Di sebuah desa kecil bernama Pasir, Fatur, seorang pemuda kutu buku, harus menghadapi kehidupan yang sulit. Sering di bully, di tinggal oleh kedua orang tuanya yang bercerai, harus berpisah dengan adik-adiknya selama bertahun-tahun. Kehidupan di desa Pasir, tidak pernah sederhana. Ada rahasia kelam, yang tersembunyi dibalik ketenangan yang muncul dipermukaan. Fatur terjebak dalam lorong kehidupan yang penuh teka-teki, intrik, kematian, dan penderitaan bathin.
Hasan, ayah Fatur, adalah dalang dari masalah yang terjadi di desa Pasir. Selain beliau seorang pemarah, bikin onar, ternyata dia juga menyimpan rahasia besar yang tidak diketahui oleh keluarganya. Fatur sebagai anak, memendam kebencian terhadap sang ayah, karena berselingkuh dengan pacarnya sendiri bernama Eva. Hubungan Hasan dan Fatur tidak pernah baik-baik saja, saat Fatur memutuskan untuk tidak mau lagi menjadi anak Hasan Bahri. Baginya, Hasan adalah sosok ayah yang gagal.
Karya ini diterbitkan atas izin NovelToon Miftahur Rahmi, isi konten hanyalah pandangan pribadi pembuatnya, tidak mewakili NovelToon sendiri
Untukmu Astuti
Flashback
Fatur bergerak cepat, memanjat dinding rumah burung walet yang sunyi dalam gelap malam. Topeng dan masker hitam menutupi wajahnya, menyembunyikan identitasnya. Dengan hati-hati, ia mencuri beberapa sarang walet. Selain menjadi sumber penghasilan yang selama ini menjadi pelariannya dari kemiskinan.

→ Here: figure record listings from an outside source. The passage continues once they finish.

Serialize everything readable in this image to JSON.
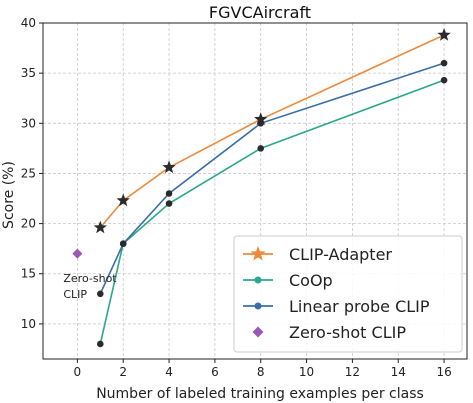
{
  "chart_data": {
    "type": "line",
    "title": "FGVCAircraft",
    "xlabel": "Number of labeled training examples per class",
    "ylabel": "Score (%)",
    "xlim": [
      -1.5,
      17.0
    ],
    "ylim": [
      6.5,
      40.0
    ],
    "xticks": [
      0,
      2,
      4,
      6,
      8,
      10,
      12,
      14,
      16
    ],
    "yticks": [
      10,
      15,
      20,
      25,
      30,
      35,
      40
    ],
    "grid": true,
    "legend_position": "lower-right",
    "series": [
      {
        "name": "CLIP-Adapter",
        "color": "#ee8a3c",
        "marker": "star",
        "x": [
          1,
          2,
          4,
          8,
          16
        ],
        "y": [
          19.6,
          22.3,
          25.6,
          30.4,
          38.8
        ]
      },
      {
        "name": "CoOp",
        "color": "#2aa88a",
        "marker": "dot",
        "x": [
          1,
          2,
          4,
          8,
          16
        ],
        "y": [
          8.0,
          18.0,
          22.0,
          27.5,
          34.3
        ]
      },
      {
        "name": "Linear probe CLIP",
        "color": "#3a6ea5",
        "marker": "dot",
        "x": [
          1,
          2,
          4,
          8,
          16
        ],
        "y": [
          13.0,
          18.0,
          23.0,
          30.0,
          36.0
        ]
      },
      {
        "name": "Zero-shot CLIP",
        "color": "#9b59b6",
        "marker": "diamond",
        "x": [
          0
        ],
        "y": [
          17.0
        ]
      }
    ],
    "annotations": [
      {
        "text_lines": [
          "Zero-shot",
          "CLIP"
        ],
        "x": 0,
        "y": 13.0
      }
    ]
  }
}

Dia juga sengaja melakukannya karena ingin membuat nama baik ayahnya tercemar karena kelakuannya. Biar supaya ayahnya malu. Sama seperti beliau dulu membuat dia dan uminya malu, dan jadi cemoohan orang dikampung. Dipagi harinya sarang burung wallet itu dijualnya dan buat judi.
Malam berikutnya, Fatur baru saja pulang dari main judi.

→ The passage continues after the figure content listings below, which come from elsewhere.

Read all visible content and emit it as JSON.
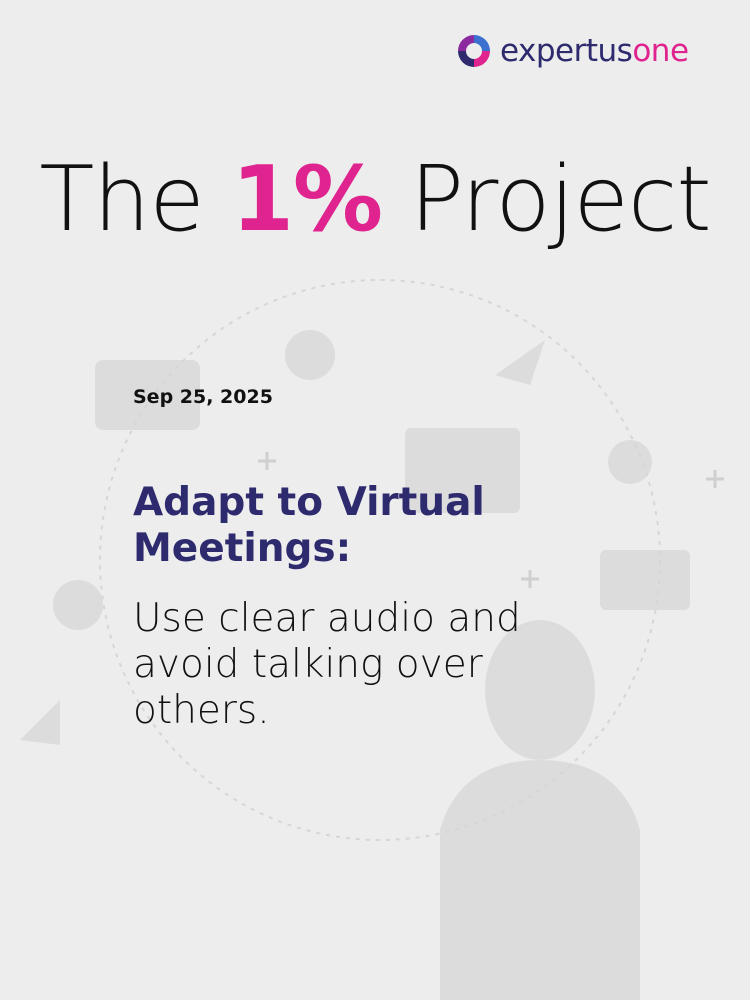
{
  "brand": {
    "name_part1": "expertus",
    "name_part2": "one",
    "primary_color": "#2d2a6e",
    "accent_color": "#e0248f"
  },
  "title": {
    "prefix": "The ",
    "highlight": "1%",
    "suffix": " Project"
  },
  "post": {
    "date": "Sep 25, 2025",
    "headline": "Adapt to Virtual Meetings:",
    "body": "Use clear audio and avoid talking over others."
  }
}
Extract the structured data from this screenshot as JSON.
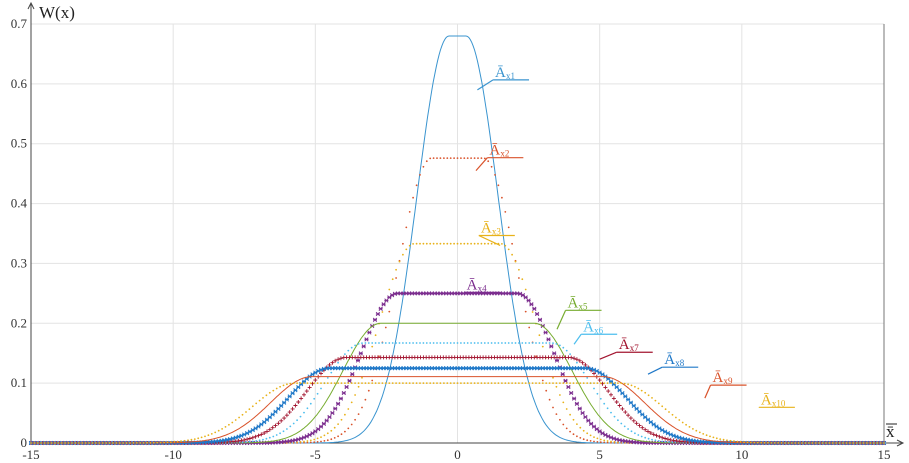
{
  "chart_data": {
    "type": "line",
    "title": "",
    "ylabel": "W(x)",
    "xlabel": "x̄",
    "xlim": [
      -15,
      15
    ],
    "ylim": [
      0,
      0.7
    ],
    "xticks": [
      -15,
      -10,
      -5,
      0,
      5,
      10,
      15
    ],
    "yticks": [
      0,
      0.1,
      0.2,
      0.3,
      0.4,
      0.5,
      0.6,
      0.7
    ],
    "xtick_labels": [
      "-15",
      "-10",
      "-5",
      "0",
      "5",
      "10",
      "15"
    ],
    "ytick_labels": [
      "0",
      "0.1",
      "0.2",
      "0.3",
      "0.4",
      "0.5",
      "0.6",
      "0.7"
    ],
    "grid": true,
    "legend": "none",
    "series": [
      {
        "label": "Āx1",
        "peak": 0.68,
        "half_width": 0.3,
        "edge": 2.9,
        "color": "#3a94cf",
        "marker": "line"
      },
      {
        "label": "Āx2",
        "peak": 0.476,
        "half_width": 0.9,
        "edge": 3.1,
        "color": "#d9532b",
        "marker": "dot"
      },
      {
        "label": "Āx3",
        "peak": 0.333,
        "half_width": 1.5,
        "edge": 3.2,
        "color": "#e8b21a",
        "marker": "dot"
      },
      {
        "label": "Āx4",
        "peak": 0.25,
        "half_width": 2.1,
        "edge": 3.3,
        "color": "#7b2d8e",
        "marker": "star"
      },
      {
        "label": "Āx5",
        "peak": 0.2,
        "half_width": 2.7,
        "edge": 3.4,
        "color": "#77ac30",
        "marker": "line"
      },
      {
        "label": "Āx6",
        "peak": 0.167,
        "half_width": 3.3,
        "edge": 3.5,
        "color": "#4dbeee",
        "marker": "dot"
      },
      {
        "label": "Āx7",
        "peak": 0.143,
        "half_width": 3.9,
        "edge": 3.6,
        "color": "#a2142f",
        "marker": "plus"
      },
      {
        "label": "Āx8",
        "peak": 0.125,
        "half_width": 4.5,
        "edge": 3.7,
        "color": "#1f78c8",
        "marker": "star"
      },
      {
        "label": "Āx9",
        "peak": 0.111,
        "half_width": 5.1,
        "edge": 3.8,
        "color": "#d9532b",
        "marker": "line"
      },
      {
        "label": "Āx10",
        "peak": 0.1,
        "half_width": 5.7,
        "edge": 3.9,
        "color": "#e8b21a",
        "marker": "dot"
      }
    ],
    "annotations": [
      {
        "series": 0,
        "text": "Ā",
        "sub": "x1",
        "at_x": 0.7,
        "at_y": 0.59,
        "lx": 1.25,
        "ly": 0.61
      },
      {
        "series": 1,
        "text": "Ā",
        "sub": "x2",
        "at_x": 0.65,
        "at_y": 0.455,
        "lx": 1.05,
        "ly": 0.48
      },
      {
        "series": 2,
        "text": "Ā",
        "sub": "x3",
        "at_x": 1.5,
        "at_y": 0.33,
        "lx": 0.75,
        "ly": 0.35
      },
      {
        "series": 3,
        "text": "Ā",
        "sub": "x4",
        "at_x": 1.2,
        "at_y": 0.25,
        "lx": 0.25,
        "ly": 0.255
      },
      {
        "series": 4,
        "text": "Ā",
        "sub": "x5",
        "at_x": 3.5,
        "at_y": 0.19,
        "lx": 3.8,
        "ly": 0.225
      },
      {
        "series": 5,
        "text": "Ā",
        "sub": "x6",
        "at_x": 4.1,
        "at_y": 0.165,
        "lx": 4.35,
        "ly": 0.185
      },
      {
        "series": 6,
        "text": "Ā",
        "sub": "x7",
        "at_x": 5.0,
        "at_y": 0.14,
        "lx": 5.6,
        "ly": 0.155
      },
      {
        "series": 7,
        "text": "Ā",
        "sub": "x8",
        "at_x": 6.7,
        "at_y": 0.115,
        "lx": 7.2,
        "ly": 0.13
      },
      {
        "series": 8,
        "text": "Ā",
        "sub": "x9",
        "at_x": 8.7,
        "at_y": 0.075,
        "lx": 8.9,
        "ly": 0.1
      },
      {
        "series": 9,
        "text": "Ā",
        "sub": "x10",
        "at_x": 10.6,
        "at_y": 0.06,
        "lx": 10.6,
        "ly": 0.063
      }
    ]
  }
}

Namun, langkahnya terhenti saat mendengar suara langkah kaki mendekat.
Dari arah berlawanan, Vino muncul bersama teman-temannya, masing-masing membawa senjata tajam di tangan. Tatapan mereka penuh amarah dan dendam. Vino melangkah maju, suaranya bergetar karena kebencian yang telah lama terpendam.
"Kali ini, kau tidak akan lolos, Fatur. Sudah waktunya semua ini berakhir."
Fatur menatap mereka tanpa gentar, meskipun ia tahu dirinya seorang diri. "Jadi kalian pikir, mengeroyok dengan senjata membuat kalian lebih jantan? Dasar pengecut."
Tanpa aba-aba, serangan dimulai. Teman-teman Vino menyerang Fatur dengan ganas, namun Fatur, dengan tangan kosong, melawan balik. la menghajar mereka satu per satu dengan kekuatan dan keberanian. Bagi Fatur, hanya laki-laki tanpa nyali yang suka main keroyokan.
Di tengah pertarungan brutal itu, Astuti tiba-tiba muncul, berlari ke arah mereka dengan panik.
"Hentikan! Sudah cukup!" teriaknya sambil berdiri di antara Fatur dan Vino.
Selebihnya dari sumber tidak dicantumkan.